Body image during pregnancy

2. Gaining a ton of weight (and not being able to get it off). I think this is also a cultural thing. There is pressure to debut your postpartum body mere weeks after delivery like magic, as well as a plethora of fear-laden sob stories about women whose bodies were never the same after having a baby, and they just couldn’t get the extra 30 pounds off. My mother gained 50 pounds when she was pregnant with me, but she was also sedentary working a desk job and not eating kale salads and lean proteins like I do. My midwife assured me that even though the “american standard” of gaining 25-35 pounds was what the guideline was, she, her daughter, and many of her clients had gained what I thought was a reasonable amount for pregnancy and had had extremely healthy babies and quick postpartum recoveries. When you add up how much the baby, placenta, blood volume and stored fluids, amniotic fluid, breasts and uterus weigh MINUS the number that is written in the guidelines for “maternal fat stores”– 20 pounds suddenly starts to look like a reasonable number. My maternal fat stores have been preparing for having a baby since I was 16… on my thighs and hips and booty, so there is no biological reason to gain more! I’m confident now, that with only 2 weeks to go, and holding steady at 19-22 pounds gained depending on the day(lots of women lose a couple pounds in the end due to the exertion of carrying around more weight and not being able to eat as much!), I will be able to get all the weight off, and probably more, with breastfeeding.
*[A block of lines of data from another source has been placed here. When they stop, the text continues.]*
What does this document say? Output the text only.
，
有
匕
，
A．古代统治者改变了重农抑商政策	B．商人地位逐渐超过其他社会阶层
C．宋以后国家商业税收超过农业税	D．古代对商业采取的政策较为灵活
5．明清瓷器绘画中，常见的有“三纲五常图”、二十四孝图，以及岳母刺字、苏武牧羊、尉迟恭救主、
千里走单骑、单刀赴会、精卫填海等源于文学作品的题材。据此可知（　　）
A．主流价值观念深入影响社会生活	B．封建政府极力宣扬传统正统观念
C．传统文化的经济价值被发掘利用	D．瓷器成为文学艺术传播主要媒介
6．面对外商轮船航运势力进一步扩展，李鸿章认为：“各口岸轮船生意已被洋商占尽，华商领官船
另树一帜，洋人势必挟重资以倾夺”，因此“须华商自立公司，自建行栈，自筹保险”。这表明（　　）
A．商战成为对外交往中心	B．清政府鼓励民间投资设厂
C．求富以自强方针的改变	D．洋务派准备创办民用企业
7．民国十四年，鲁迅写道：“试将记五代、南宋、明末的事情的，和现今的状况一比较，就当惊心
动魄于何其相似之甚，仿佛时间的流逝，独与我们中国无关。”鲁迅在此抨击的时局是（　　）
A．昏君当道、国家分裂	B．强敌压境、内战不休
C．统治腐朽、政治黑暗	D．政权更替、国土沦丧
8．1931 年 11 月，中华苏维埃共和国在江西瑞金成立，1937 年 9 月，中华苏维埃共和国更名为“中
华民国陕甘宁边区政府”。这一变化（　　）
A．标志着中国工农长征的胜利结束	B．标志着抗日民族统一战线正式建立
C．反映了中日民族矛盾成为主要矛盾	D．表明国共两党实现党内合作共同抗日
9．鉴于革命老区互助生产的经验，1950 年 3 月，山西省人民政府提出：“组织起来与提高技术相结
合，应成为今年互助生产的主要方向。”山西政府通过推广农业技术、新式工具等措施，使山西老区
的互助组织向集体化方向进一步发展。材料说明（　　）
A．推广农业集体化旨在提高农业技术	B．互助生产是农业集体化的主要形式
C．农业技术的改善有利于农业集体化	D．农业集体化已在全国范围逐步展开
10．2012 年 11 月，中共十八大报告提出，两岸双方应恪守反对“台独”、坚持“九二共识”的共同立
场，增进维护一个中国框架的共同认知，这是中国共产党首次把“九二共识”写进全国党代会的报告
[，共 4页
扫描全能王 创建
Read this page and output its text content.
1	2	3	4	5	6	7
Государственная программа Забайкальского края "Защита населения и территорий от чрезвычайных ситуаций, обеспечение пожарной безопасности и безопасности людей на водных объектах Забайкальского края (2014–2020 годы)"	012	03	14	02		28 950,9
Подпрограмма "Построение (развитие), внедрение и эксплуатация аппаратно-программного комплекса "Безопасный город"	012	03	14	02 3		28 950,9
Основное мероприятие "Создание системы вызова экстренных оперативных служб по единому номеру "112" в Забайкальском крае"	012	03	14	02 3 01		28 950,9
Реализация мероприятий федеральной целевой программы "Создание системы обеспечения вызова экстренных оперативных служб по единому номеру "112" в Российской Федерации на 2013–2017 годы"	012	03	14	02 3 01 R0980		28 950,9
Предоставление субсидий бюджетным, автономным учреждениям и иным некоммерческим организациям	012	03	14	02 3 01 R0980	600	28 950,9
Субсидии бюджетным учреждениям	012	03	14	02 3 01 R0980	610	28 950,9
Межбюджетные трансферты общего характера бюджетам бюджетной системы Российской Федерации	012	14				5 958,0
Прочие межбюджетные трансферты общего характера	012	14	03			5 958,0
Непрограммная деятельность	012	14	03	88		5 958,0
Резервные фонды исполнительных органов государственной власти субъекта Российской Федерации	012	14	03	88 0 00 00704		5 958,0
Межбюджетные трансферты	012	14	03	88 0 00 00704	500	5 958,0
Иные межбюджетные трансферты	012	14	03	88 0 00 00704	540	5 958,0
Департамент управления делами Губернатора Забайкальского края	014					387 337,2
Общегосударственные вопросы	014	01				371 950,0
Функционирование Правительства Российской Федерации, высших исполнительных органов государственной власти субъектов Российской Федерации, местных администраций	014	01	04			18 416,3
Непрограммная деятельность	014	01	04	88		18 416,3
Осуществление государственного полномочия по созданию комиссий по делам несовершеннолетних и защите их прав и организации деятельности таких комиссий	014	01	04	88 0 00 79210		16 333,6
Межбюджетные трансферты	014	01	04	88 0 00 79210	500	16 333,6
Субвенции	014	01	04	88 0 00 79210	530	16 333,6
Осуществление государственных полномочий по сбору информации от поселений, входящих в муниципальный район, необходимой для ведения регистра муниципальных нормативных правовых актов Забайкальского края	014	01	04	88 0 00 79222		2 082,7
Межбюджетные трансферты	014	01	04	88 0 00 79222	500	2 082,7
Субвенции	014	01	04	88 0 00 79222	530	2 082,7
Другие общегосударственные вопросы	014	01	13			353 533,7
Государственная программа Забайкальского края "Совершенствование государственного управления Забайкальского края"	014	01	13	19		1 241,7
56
I have a feeling these two fears are pretty common, but as I have learned over and over (because it’s a practice of reminding yourself), the only way to to dispel fear is with love. So while I have had a rough ride with this pregnancy and dealing with my changing body, my love for my baby and wanting to nourish her and keep her as healthy as possible while I have the most control over her I will ever have, outweighs the fear of my body not looking the same. I believe in mind over matter anyway, and I really believe that my body will be more beautiful, strong and feminine than ever after baby. Yours can too!

It all comes down to self-love. Love yourself by allowing your body, which is an animal, to move when it needs to, to rest when it needs to, and feed it nutrient-rich fuel based on need. Do those things, and you will have a beautiful, thriving baby and blissful, FIT pregnancy.”